Мне предстояло, миновав ее, пойти на другую окраину, где помещается музей Стендаля, пламенного патриота своего родного Гренобля, постоянно вспоминавшего о нем в укор нелюбимому и остро им критикуемому Парижу, — Парижу, который он назвал становящимся «день ото дня все безобразнее».

Музей Стендаля в этот час был пуст. И опять пришлось мне подивиться, как много может сказать мертвое собрание документов, если есть время пересмотреть их в постепенном, хронологическом разворачивании. Я не стану тут приводить содержание музея. У нас много читают и много издают Стендаля, и советский читатель знает его жизнь. Но музей помогает глубже осмыслить его значение: при жизни этот замечательный писатель совсем не был ни знаменит, ни популярен, ни даже читаем, и далеко не все его книги были напечатаны, а напечатанные выходили в свет не легко; прославленные в те годы «братья-писатели» смотрели на него скорей как на любителя, а не профессионала.

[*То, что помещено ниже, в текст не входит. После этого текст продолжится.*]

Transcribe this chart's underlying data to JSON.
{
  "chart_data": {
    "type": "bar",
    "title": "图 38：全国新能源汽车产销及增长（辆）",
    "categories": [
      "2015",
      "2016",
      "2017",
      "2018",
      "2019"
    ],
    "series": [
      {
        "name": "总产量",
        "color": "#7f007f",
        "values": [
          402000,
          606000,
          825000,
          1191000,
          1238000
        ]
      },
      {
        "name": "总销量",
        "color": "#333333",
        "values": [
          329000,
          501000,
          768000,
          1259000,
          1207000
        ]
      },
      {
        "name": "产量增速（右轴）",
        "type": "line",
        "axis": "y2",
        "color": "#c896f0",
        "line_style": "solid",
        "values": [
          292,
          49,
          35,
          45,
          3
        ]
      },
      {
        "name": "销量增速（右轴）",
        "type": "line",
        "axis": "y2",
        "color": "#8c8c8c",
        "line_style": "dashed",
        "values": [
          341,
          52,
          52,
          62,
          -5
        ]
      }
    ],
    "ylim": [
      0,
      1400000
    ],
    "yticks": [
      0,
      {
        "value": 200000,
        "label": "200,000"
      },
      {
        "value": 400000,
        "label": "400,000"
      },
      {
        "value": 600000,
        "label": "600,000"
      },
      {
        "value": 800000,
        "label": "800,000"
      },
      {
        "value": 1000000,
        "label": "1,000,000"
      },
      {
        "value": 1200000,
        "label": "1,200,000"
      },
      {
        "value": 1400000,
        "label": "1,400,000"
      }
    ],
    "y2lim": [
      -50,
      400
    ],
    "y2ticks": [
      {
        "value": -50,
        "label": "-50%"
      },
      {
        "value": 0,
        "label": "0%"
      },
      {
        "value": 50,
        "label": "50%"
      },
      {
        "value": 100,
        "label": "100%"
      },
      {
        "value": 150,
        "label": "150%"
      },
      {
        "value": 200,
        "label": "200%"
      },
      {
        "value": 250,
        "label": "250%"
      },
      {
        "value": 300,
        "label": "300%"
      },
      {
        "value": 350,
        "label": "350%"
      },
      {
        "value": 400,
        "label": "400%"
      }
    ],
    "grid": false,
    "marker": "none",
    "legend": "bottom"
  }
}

Другой великий «греноблец», родившийся в департаменте Изеры, Гектор Берлиоз презрительно обмолвился о нем в своих мемуарах один-единственный раз, назвав его «каким-то консулом, писавшем много глупостей о музыке». [См. И. Соллертинский «Гектор Берлиоз». Ленинград, 1935, стр. 50. См. также о Берлиозе статью-новеллу А. Н. Глумова в журнале «Советская музыка», 1934, февраль.] А между тем этот офицер и незначительный дипломат, консул в маленькой Чивита Веккиа, собрал чуть ли не с первых публикаций вокруг себя такой избранный круг глубоких почитателей, добился такой высокой оценки, как мало кто из его современников. Музей учит вас понять, как и почему это могло произойти.

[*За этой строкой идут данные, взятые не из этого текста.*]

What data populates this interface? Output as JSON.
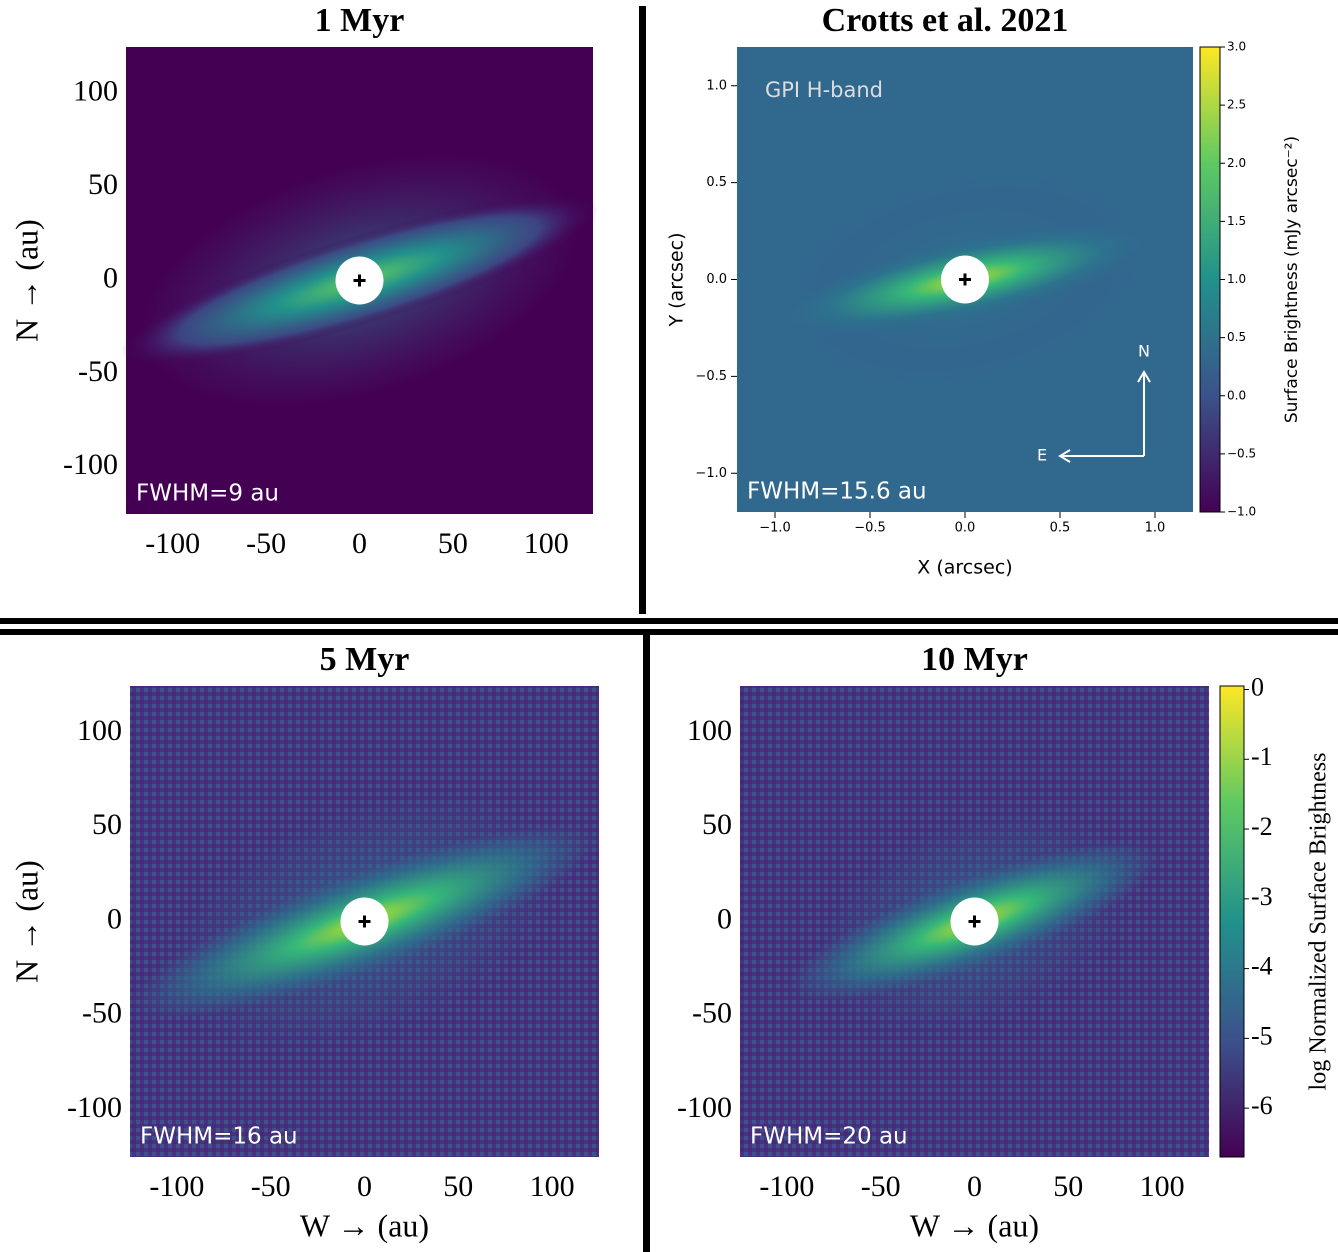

Огромное количество приведенных в нем отзывов, выдержек из речей и писем показывает, какую могучую революционную роль сыграла проза Стендаля во французской литературе. Наперерез высокой риторике, национальному красноречию, постоянному пафосу, романтической условности, приподнятости, многословию с французским снобизмом внешней лаконичности, — встала простота, здравость, трезвенность суждений Стендаля, то мыслящее свойство французского гения, которое, казалось, было утрачено со времен Паскаля и Дидро. Своей страстью к натуре, к природе вещей, к точной передаче действительного в человеке и обществе, страстью, граничившей с жестоким натурализмом, Стендаль нашел отклик у французов-мыслителей, французов-реалистов, по мнению которых он совершил подлинную революцию во французской прозе, а может быть, и не только французской. Ярче открывается в музее и еще одна важная особенность Стендаля: его любовь к научным аналогиям, к хозяйству и экономике и к физиологической основе душевных явлений.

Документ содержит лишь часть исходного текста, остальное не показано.